Le 2 octobre, la Présidence portugaise a fait savoir que les experts juridiques avaient trouvé un accord sur la réforme des institutions européennes, en déclarant que « le projet de traité est prêt ». Le texte sera maintenant traduit, révisé et disponible d’ici la fin de la semaine.

Cet accord marque une première étape vers l’adoption d’un nouveau texte, mais les chefs d’Etat et de gouvernent européens pourraient ouvrir des discussions sur les questions politiques lors de leur rencontre au sommet informel de Lisbonne le 18 octobre 2007.

Le tout dernier projet correspond largement au mandat de la Conférence intergouvernementale (CIG) approuvé par les dirigeants européens en juin et ne tient donc pas compte de la demande polonaise d’inclure le compromis d’Ioannina permettant de reporter substantiellement des décisions cruciales.

La majorité des Etats membres préfère maintenir cette formule en dehors du texte du nouveau traité, mais la Pologne devant organiser des élections le 21 octobre, sa position est difficile à prévoir.

Le 2 octobre, des parlementaires nationaux se sont réunis à la commission du Parlement sur les Affaires constitutionnelles (AFCO) pour discuter du Traité modificatif.

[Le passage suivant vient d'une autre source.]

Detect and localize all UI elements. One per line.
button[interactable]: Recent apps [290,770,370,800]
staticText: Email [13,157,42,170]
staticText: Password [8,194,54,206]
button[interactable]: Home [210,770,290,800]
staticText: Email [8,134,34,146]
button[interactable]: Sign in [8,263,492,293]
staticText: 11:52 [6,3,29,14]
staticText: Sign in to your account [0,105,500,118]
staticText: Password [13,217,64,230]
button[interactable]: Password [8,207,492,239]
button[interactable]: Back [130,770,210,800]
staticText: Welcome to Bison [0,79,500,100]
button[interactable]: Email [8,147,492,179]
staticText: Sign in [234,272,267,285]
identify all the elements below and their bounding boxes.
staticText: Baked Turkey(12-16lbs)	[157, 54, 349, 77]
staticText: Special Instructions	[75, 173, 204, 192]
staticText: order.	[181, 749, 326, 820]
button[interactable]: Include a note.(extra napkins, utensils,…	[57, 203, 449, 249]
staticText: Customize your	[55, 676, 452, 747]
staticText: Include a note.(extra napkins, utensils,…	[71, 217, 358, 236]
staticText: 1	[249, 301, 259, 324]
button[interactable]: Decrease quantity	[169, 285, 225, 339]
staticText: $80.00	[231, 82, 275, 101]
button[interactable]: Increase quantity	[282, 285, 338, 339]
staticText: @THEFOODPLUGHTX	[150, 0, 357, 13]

Le Président de l’AFCO,  Jo Leinen, a mis en garde contre l’intégration de la formule d’Ioannina, avertissant que cela pourrait faciliter le blocage de décisions, toujours difficiles à prendre dans une Union à 27 Etats membres.

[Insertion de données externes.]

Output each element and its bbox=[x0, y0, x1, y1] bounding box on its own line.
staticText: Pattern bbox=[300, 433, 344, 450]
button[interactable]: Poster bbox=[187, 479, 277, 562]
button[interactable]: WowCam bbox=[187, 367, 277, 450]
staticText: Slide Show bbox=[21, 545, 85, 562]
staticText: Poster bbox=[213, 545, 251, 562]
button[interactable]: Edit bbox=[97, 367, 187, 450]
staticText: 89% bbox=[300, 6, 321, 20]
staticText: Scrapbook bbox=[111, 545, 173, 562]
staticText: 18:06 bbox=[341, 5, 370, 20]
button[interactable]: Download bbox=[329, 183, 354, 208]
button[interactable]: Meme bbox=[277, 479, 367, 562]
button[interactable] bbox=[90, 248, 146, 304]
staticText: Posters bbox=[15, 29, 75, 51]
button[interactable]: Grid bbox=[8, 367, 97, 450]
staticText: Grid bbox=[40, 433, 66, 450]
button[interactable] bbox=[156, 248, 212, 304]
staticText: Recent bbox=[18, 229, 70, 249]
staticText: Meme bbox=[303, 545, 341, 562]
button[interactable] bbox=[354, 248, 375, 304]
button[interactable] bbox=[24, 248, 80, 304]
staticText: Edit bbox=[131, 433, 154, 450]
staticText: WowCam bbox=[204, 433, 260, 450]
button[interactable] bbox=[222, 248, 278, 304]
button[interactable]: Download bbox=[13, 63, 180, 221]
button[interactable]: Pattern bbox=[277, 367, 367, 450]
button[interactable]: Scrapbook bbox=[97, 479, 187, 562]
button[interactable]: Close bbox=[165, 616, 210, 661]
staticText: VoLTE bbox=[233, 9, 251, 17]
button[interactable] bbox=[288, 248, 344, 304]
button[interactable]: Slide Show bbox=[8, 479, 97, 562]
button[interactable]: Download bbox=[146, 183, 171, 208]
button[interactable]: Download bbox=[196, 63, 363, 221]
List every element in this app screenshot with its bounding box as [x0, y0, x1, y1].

Un autre obstacle potentiel est le « opt-out » britannique sur les mesures de renforcement concernant l’accord Schengen, qui permet de se déplacer sans passeport à l’intérieur de l’UE. Cette question doit encore être examinée, mais elle pourrait être résolue par les experts juridiques dans les prochaines 48 heures, comme l’ont confié des sources du gouvernement britannique à EURACTIV.

Entre temps, le Royaume-Uni semble être le seul pays à encore envisager un opt-out à la Charte des droits fondamentaux. L’Irlande avait repoussé l’option précédemment et la Pologne a également changé d’attitude, selon Elmar Brok, député européen et représentant du Parlement à la CIG (PPE-DE).

Les députés européens restent cependant mécontents, car le texte complet de la Charte ne sera pas intégré au Traité. Ils proposent donc une déclaration solennelle de la Charte par les dirigeants européens.